Madani Avenue
- Interactive map of Madani Avenue
- Former name: Madani Avenue
- Namesake: Ghulam Ali Madani, chairman of Dhaka Improvement Trust (now RAJUK)
- Maintained by: Dhaka North City Corporation
- Length: 7 km (4.3 mi)
- Location: Dhaka, Bangladesh
- Postal code: 1212
- West end: Baridhara
- East end: Dhaka–Sylhet highway

= Madani Avenue =

Street in Dhaka, Bangladesh

Madani Avenue is an urban road situated in Dhaka, the capital of Bangladesh. The street is named after G.A. Madani, who was chairman of Dhaka Improvement Trust in East Pakistan (currently RAJUK). The road starts from the US Embassy in Baridhara and is 100 feet wide. Its length is 7 kilometers. The proposed two link roads will connect the road with the Purbachal Expressway.

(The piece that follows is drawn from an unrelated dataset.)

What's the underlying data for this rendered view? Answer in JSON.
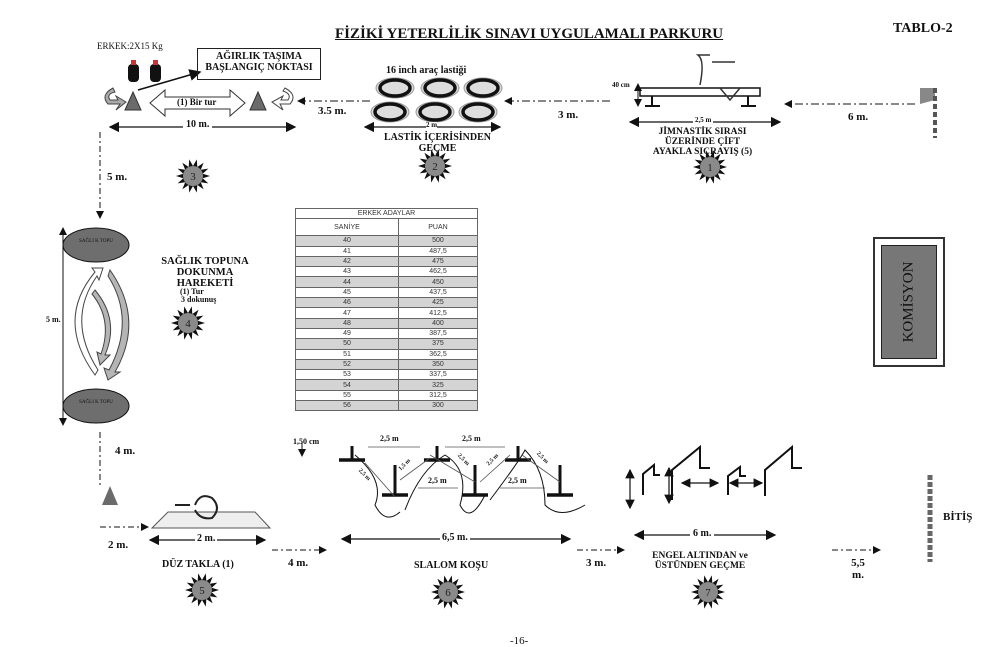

The road widening project was undertaken on September 25, 2016. Under this project, the road will be made six lanes and will be extended up to Balu River. In future, people can gain entry from Madani Avenue to Dhaka–Chittagong highway through Purbachal.

Future planned MRT Line 5 of Dhaka Metro Rail will have at least one station in Madani Avenue. UIU located in this road.